649 root 15 0 1364 1256 1176 S 0.0 0.6 0:24 sshd

(略)



1.起動時間やLoadAverage
2.プロセスに関する情報
3.CPUに関する情報
4.メモリに関する情報
5.スワップに関する情報

コマンド 機能
N プロセスID順
A 新しいタスク順
P CPUの使用時間率の長いもの順
M メモリ使用量が多いもの順
T 実行時間が長い順
u 特定のユーザー権限のプロセスだけを表示
(uコマンド入力後、「Which User (Blank for All):」というプロンプトが表示されるので、ユーザー名を入力して[Enter]キーを押す。何も入力しない場合は全ユーザーのプロセスが表示される)
s 表示の更新間隔を指定(単位は秒)
(sコマンド入力後、「Delay between updates:」というプロンプトが表示されるので、数値を入力して[Enter]キーを押す)
q TOPの終了
表1 topのコマンド

CPU

 計算量が多い処理を行うと、CPU負荷が高くなります。システム全体のCPUの利用状況を確認するためのコマンドとしては、vmstatなどさまざまなものが存在します(上記のtopコマンドでもシステム全体のCPU使用率が表示されます)。

メモリ

 メモリおよびスワップの状態を確認するには、freeコマンドが便利です。実行すると、以下のように表示されます。

# free

total used free shared buffers cached

Mem: 54272 52508 1764 12 2068 40984

-/+ buffers/cache: 9456 44816

Swap: 137780 12968 124812


 メモリ使用量を確認する際、usedだけを見てしまうと正確な情報が分かりません。Linuxの場合、存在するメモリをできるだけ使用しようとするため、あまりプロセスを起動していなくても、9割以上は使用されている状態になります。

 現実的にはfree+buffers+cachedが「自由な領域」と見なせる部分で、freeコマンドの実行例では「-/+ buffers/cache:」のusedが、実際にシステムを動作させるために「必要な」使用メモリです。

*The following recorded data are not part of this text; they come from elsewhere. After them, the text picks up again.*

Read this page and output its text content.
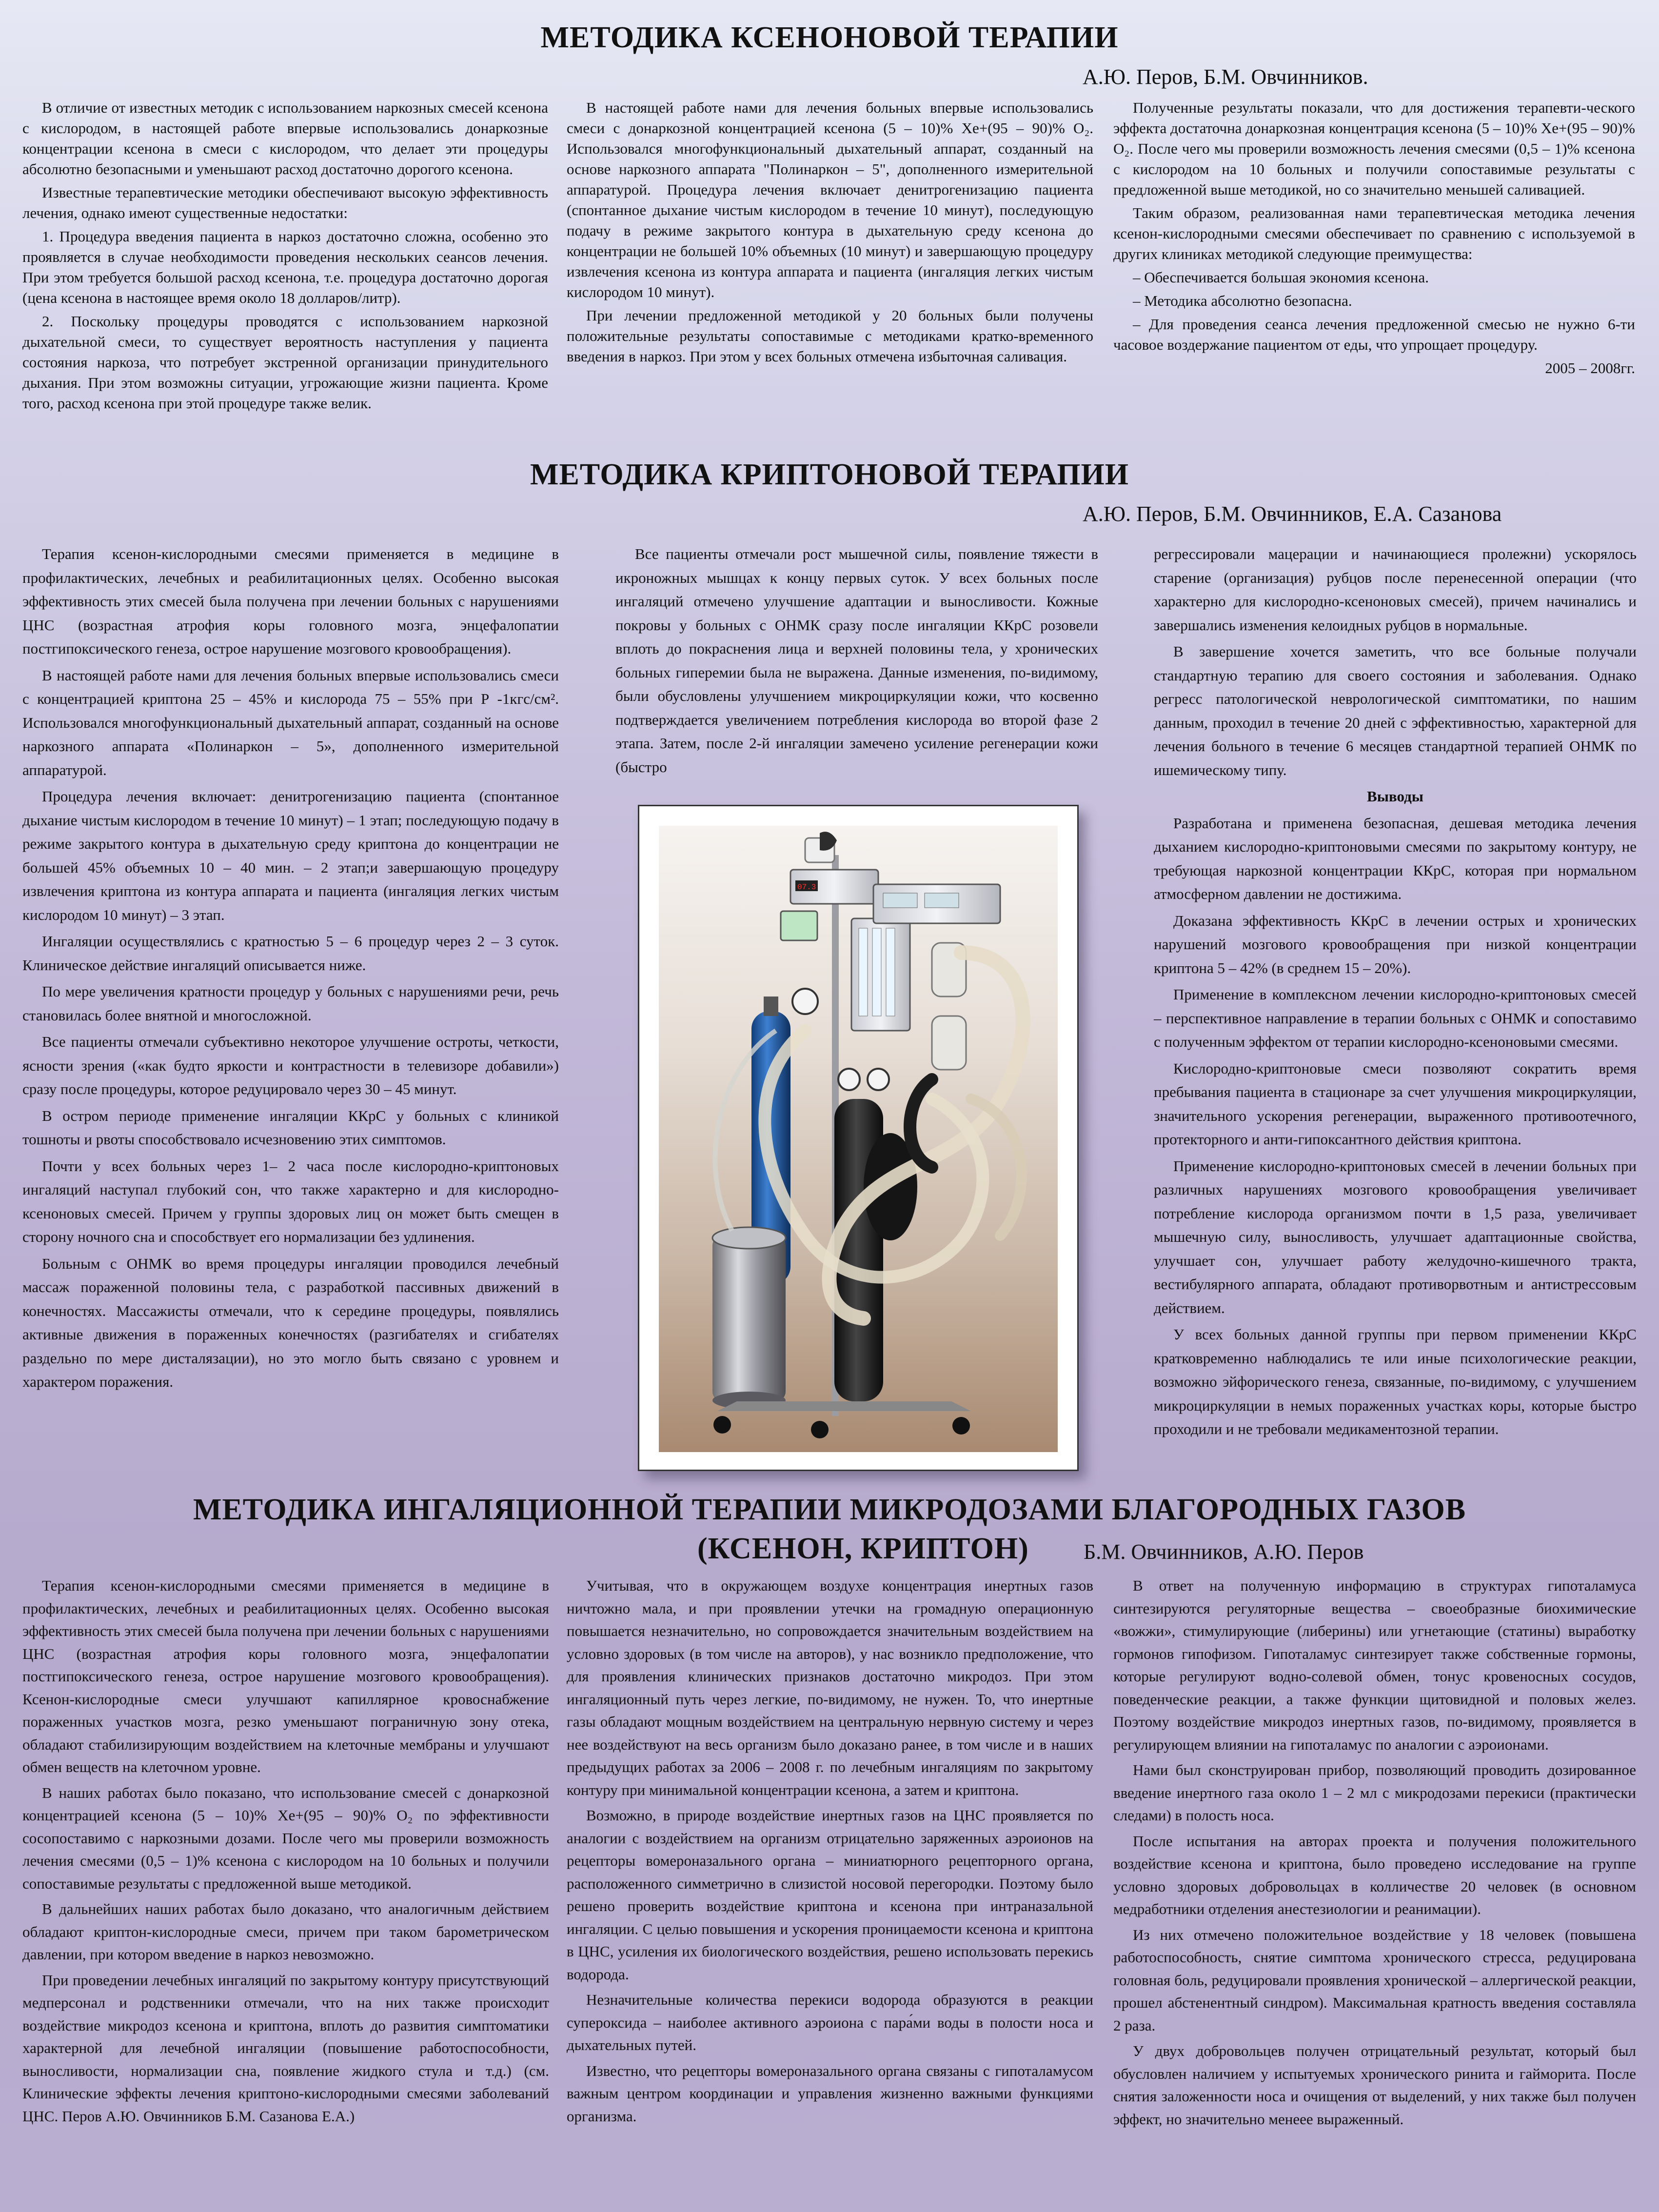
МЕТОДИКА КСЕНОНОВОЙ ТЕРАПИИ
А.Ю. Перов, Б.М. Овчинников.

В отличие от известных методик с использованием наркозных смесей ксенона с кислородом, в настоящей работе впервые использовались донаркозные концентрации ксенона в смеси с кислородом, что делает эти процедуры абсолютно безопасными и уменьшают расход достаточно дорогого ксенона.

Известные терапевтические методики обеспечивают высокую эффективность лечения, однако имеют существенные недостатки:

1. Процедура введения пациента в наркоз достаточно сложна, особенно это проявляется в случае необходимости проведения нескольких сеансов лечения. При этом требуется большой расход ксенона, т.е. процедура достаточно дорогая (цена ксенона в настоящее время около 18 долларов/литр).

2. Поскольку процедуры проводятся с использованием наркозной дыхательной смеси, то существует вероятность наступления у пациента состояния наркоза, что потребует экстренной организации принудительного дыхания. При этом возможны ситуации, угрожающие жизни пациента. Кроме того, расход ксенона при этой процедуре также велик.

В настоящей работе нами для лечения больных впервые использовались смеси с донаркозной концентрацией ксенона (5 – 10)% Xe+(95 – 90)% O₂. Использовался многофункциональный дыхательный аппарат, созданный на основе наркозного аппарата "Полинаркон – 5", дополненного измерительной аппаратурой. Процедура лечения включает денитрогенизацию пациента (спонтанное дыхание чистым кислородом в течение 10 минут), последующую подачу в режиме закрытого контура в дыхательную среду ксенона до концентрации не большей 10% объемных (10 минут) и завершающую процедуру извлечения ксенона из контура аппарата и пациента (ингаляция легких чистым кислородом 10 минут).

При лечении предложенной методикой у 20 больных были получены положительные результаты сопоставимые с методиками кратко-временного введения в наркоз. При этом у всех больных отмечена избыточная саливация.

Полученные результаты показали, что для достижения терапевти-ческого эффекта достаточна донаркозная концентрация ксенона (5 – 10)% Xe+(95 – 90)% O₂. После чего мы проверили возможность лечения смесями (0,5 – 1)% ксенона с кислородом на 10 больных и получили сопоставимые результаты с предложенной выше методикой, но со значительно меньшей саливацией.

Таким образом, реализованная нами терапевтическая методика лечения ксенон-кислородными смесями обеспечивает по сравнению с используемой в других клиниках методикой следующие преимущества:

– Обеспечивается большая экономия ксенона.

– Методика абсолютно безопасна.

– Для проведения сеанса лечения предложенной смесью не нужно 6-ти часовое воздержание пациентом от еды, что упрощает процедуру.

2005 – 2008гг.

МЕТОДИКА КРИПТОНОВОЙ ТЕРАПИИ
А.Ю. Перов, Б.М. Овчинников, Е.А. Сазанова

Терапия ксенон-кислородными смесями применяется в медицине в профилактических, лечебных и реабилитационных целях. Особенно высокая эффективность этих смесей была получена при лечении больных с нарушениями ЦНС (возрастная атрофия коры головного мозга, энцефалопатии постгипоксического генеза, острое нарушение мозгового кровообращения).

В настоящей работе нами для лечения больных впервые использовались смеси с концентрацией криптона 25 – 45% и кислорода 75 – 55% при Р -1кгс/см². Использовался многофункциональный дыхательный аппарат, созданный на основе наркозного аппарата «Полинаркон – 5», дополненного измерительной аппаратурой.

Процедура лечения включает: денитрогенизацию пациента (спонтанное дыхание чистым кислородом в течение 10 минут) – 1 этап; последующую подачу в режиме закрытого контура в дыхательную среду криптона до концентрации не большей 45% объемных 10 – 40 мин. – 2 этап;и завершающую процедуру извлечения криптона из контура аппарата и пациента (ингаляция легких чистым кислородом 10 минут) – 3 этап.

Ингаляции осуществлялись с кратностью 5 – 6 процедур через 2 – 3 суток. Клиническое действие ингаляций описывается ниже.

По мере увеличения кратности процедур у больных с нарушениями речи, речь становилась более внятной и многосложной.

Все пациенты отмечали субъективно некоторое улучшение остроты, четкости, ясности зрения («как будто яркости и контрастности в телевизоре добавили») сразу после процедуры, которое редуцировало через 30 – 45 минут.

В остром периоде применение ингаляции ККрС у больных с клиникой тошноты и рвоты способствовало исчезновению этих симптомов.

Почти у всех больных через 1– 2 часа после кислородно-криптоновых ингаляций наступал глубокий сон, что также характерно и для кислородно-ксеноновых смесей. Причем у группы здоровых лиц он может быть смещен в сторону ночного сна и способствует его нормализации без удлинения.

Больным с ОНМК во время процедуры ингаляции проводился лечебный массаж пораженной половины тела, с разработкой пассивных движений в конечностях. Массажисты отмечали, что к середине процедуры, появлялись активные движения в пораженных конечностях (разгибателях и сгибателях раздельно по мере дисталязации), но это могло быть связано с уровнем и характером поражения.

Все пациенты отмечали рост мышечной силы, появление тяжести в икроножных мышцах к концу первых суток. У всех больных после ингаляций отмечено улучшение адаптации и выносливости. Кожные покровы у больных с ОНМК сразу после ингаляции ККрС розовели вплоть до покраснения лица и верхней половины тела, у хронических больных гиперемии была не выражена. Данные изменения, по-видимому, были обусловлены улучшением микроциркуляции кожи, что косвенно подтверждается увеличением потребления кислорода во второй фазе 2 этапа. Затем, после 2-й ингаляции замечено усиление регенерации кожи (быстро

регрессировали мацерации и начинающиеся пролежни) ускорялось старение (организация) рубцов после перенесенной операции (что характерно для кислородно-ксеноновых смесей), причем начинались и завершались изменения келоидных рубцов в нормальные.

В завершение хочется заметить, что все больные получали стандартную терапию для своего состояния и заболевания. Однако регресс патологической неврологической симптоматики, по нашим данным, проходил в течение 20 дней с эффективностью, характерной для лечения больного в течение 6 месяцев стандартной терапией ОНМК по ишемическому типу.

Выводы

Разработана и применена безопасная, дешевая методика лечения дыханием кислородно-криптоновыми смесями по закрытому контуру, не требующая наркозной концентрации ККрС, которая при нормальном атмосферном давлении не достижима.

Доказана эффективность ККрС в лечении острых и хронических нарушений мозгового кровообращения при низкой концентрации криптона 5 – 42% (в среднем 15 – 20%).

Применение в комплексном лечении кислородно-криптоновых смесей – перспективное направление в терапии больных с ОНМК и сопоставимо с полученным эффектом от терапии кислородно-ксеноновыми смесями.

Кислородно-криптоновые смеси позволяют сократить время пребывания пациента в стационаре за счет улучшения микроциркуляции, значительного ускорения регенерации, выраженного противоотечного, протекторного и анти-гипоксантного действия криптона.

Применение кислородно-криптоновых смесей в лечении больных при различных нарушениях мозгового кровообращения увеличивает потребление кислорода организмом почти в 1,5 раза, увеличивает мышечную силу, выносливость, улучшает адаптационные свойства, улучшает сон, улучшает работу желудочно-кишечного тракта, вестибулярного аппарата, обладают противорвотным и антистрессовым действием.

У всех больных данной группы при первом применении ККрС кратковременно наблюдались те или иные психологические реакции, возможно эйфорического генеза, связанные, по-видимому, с улучшением микроциркуляции в немых пораженных участках коры, которые быстро проходили и не требовали медикаментозной терапии.

07.3
МЕТОДИКА ИНГАЛЯЦИОННОЙ ТЕРАПИИ МИКРОДОЗАМИ БЛАГОРОДНЫХ ГАЗОВ
(КСЕНОН, КРИПТОН)	Б.М. Овчинников, А.Ю. Перов

Терапия ксенон-кислородными смесями применяется в медицине в профилактических, лечебных и реабилитационных целях. Особенно высокая эффективность этих смесей была получена при лечении больных с нарушениями ЦНС (возрастная атрофия коры головного мозга, энцефалопатии постгипоксического генеза, острое нарушение мозгового кровообращения). Ксенон-кислородные смеси улучшают капиллярное кровоснабжение пораженных участков мозга, резко уменьшают пограничную зону отека, обладают стабилизирующим воздействием на клеточные мембраны и улучшают обмен веществ на клеточном уровне.

В наших работах было показано, что использование смесей с донаркозной концентрацией ксенона (5 – 10)% Xe+(95 – 90)% O₂ по эффективности сосопоставимо с наркозными дозами. После чего мы проверили возможность лечения смесями (0,5 – 1)% ксенона с кислородом на 10 больных и получили сопоставимые результаты с предложенной выше методикой.

В дальнейших наших работах было доказано, что аналогичным действием обладают криптон-кислородные смеси, причем при таком барометрическом давлении, при котором введение в наркоз невозможно.

При проведении лечебных ингаляций по закрытому контуру присутствующий медперсонал и родственники отмечали, что на них также происходит воздействие микродоз ксенона и криптона, вплоть до развития симптоматики характерной для лечебной ингаляции (повышение работоспособности, выносливости, нормализации сна, появление жидкого стула и т.д.) (см. Клинические эффекты лечения криптоно-кислородными смесями заболеваний ЦНС. Перов А.Ю. Овчинников Б.М. Сазанова Е.А.)

Учитывая, что в окружающем воздухе концентрация инертных газов ничтожно мала, и при проявлении утечки на громадную операционную повышается незначительно, но сопровождается значительным воздействием на условно здоровых (в том числе на авторов), у нас возникло предположение, что для проявления клинических признаков достаточно микродоз. При этом ингаляционный путь через легкие, по-видимому, не нужен. То, что инертные газы обладают мощным воздействием на центральную нервную систему и через нее воздействуют на весь организм было доказано ранее, в том числе и в наших предыдущих работах за 2006 – 2008 г. по лечебным ингаляциям по закрытому контуру при минимальной концентрации ксенона, а затем и криптона.

Возможно, в природе воздействие инертных газов на ЦНС проявляется по аналогии с воздействием на организм отрицательно заряженных аэроионов на рецепторы вомероназального органа – миниатюрного рецепторного органа, расположенного симметрично в слизистой носовой перегородки. Поэтому было решено проверить воздействие криптона и ксенона при интраназальной ингаляции. С целью повышения и ускорения проницаемости ксенона и криптона в ЦНС, усиления их биологического воздействия, решено использовать перекись водорода.

Незначительные количества перекиси водорода образуются в реакции супероксида – наиболее активного аэроиона с пара́ми воды в полости носа и дыхательных путей.

Известно, что рецепторы вомероназального органа связаны с гипоталамусом важным центром координации и управления жизненно важными функциями организма.

В ответ на полученную информацию в структурах гипоталамуса синтезируются регуляторные вещества – своеобразные биохимические «вожжи», стимулирующие (либерины) или угнетающие (статины) выработку гормонов гипофизом. Гипоталамус синтезирует также собственные гормоны, которые регулируют водно-солевой обмен, тонус кровеносных сосудов, поведенческие реакции, а также функции щитовидной и половых желез. Поэтому воздействие микродоз инертных газов, по-видимому, проявляется в регулирующем влиянии на гипоталамус по аналогии с аэроионами.

Нами был сконструирован прибор, позволяющий проводить дозированное введение инертного газа около 1 – 2 мл с микродозами перекиси (практически следами) в полость носа.

После испытания на авторах проекта и получения положительного воздействие ксенона и криптона, было проведено исследование на группе условно здоровых добровольцах в колличестве 20 человек (в основном медработники отделения анестезиологии и реанимации).

Из них отмечено положительное воздействие у 18 человек (повышена работоспособность, снятие симптома хронического стресса, редуцирована головная боль, редуцировали проявления хронической – аллергической реакции, прошел абстенентный синдром). Максимальная кратность введения составляла 2 раза.

У двух добровольцев получен отрицательный результат, который был обусловлен наличием у испытуемых хронического ринита и гайморита. После снятия заложенности носа и очищения от выделений, у них также был получен эффект, но значительно менеее выраженный.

注:当然ですが、バッファやキャッシュ領域がまったく取れない状態ではシステムは動作しません。また、上記の場合、スワップ領域(Swap)を使用している状態になっていますが、スワップ・イン/アウトはハードディスクを利用するためパフォーマンスが悪くなります。Swapのusedが多いのは、メモリの増設によって速度向上が図れる可能性が高い状態です。

ハードディスク

 ディスクの使用状況を確認するには、dfコマンドを利用します。通常は、dfの結果を基に、どのディレクトリにあるファイルがディスクを圧迫しているのかをduで確認して対策を考えることになります。

サーバとの接続性

 ネットワークの情報は、さまざまな取得方法があります。各サーバとの接続性を確認する最も基本的な方法は、単純にpingを定期実行し、応答にかかる時間とパケットロスを監視することです。ただし、この場合はどこからpingを実行するのか、つまりEcho要求を出すホストとEcho応答を出すホストの経路が重要になることも認識する必要があります。

 また、pingが通ったとしても、運用しているサービスが応答を返すかどうかは確認できません。TCPをトランスポート層で利用するサービスであれば、telnetコマンドで各TCPサービスとの接続性を簡単に確認できます。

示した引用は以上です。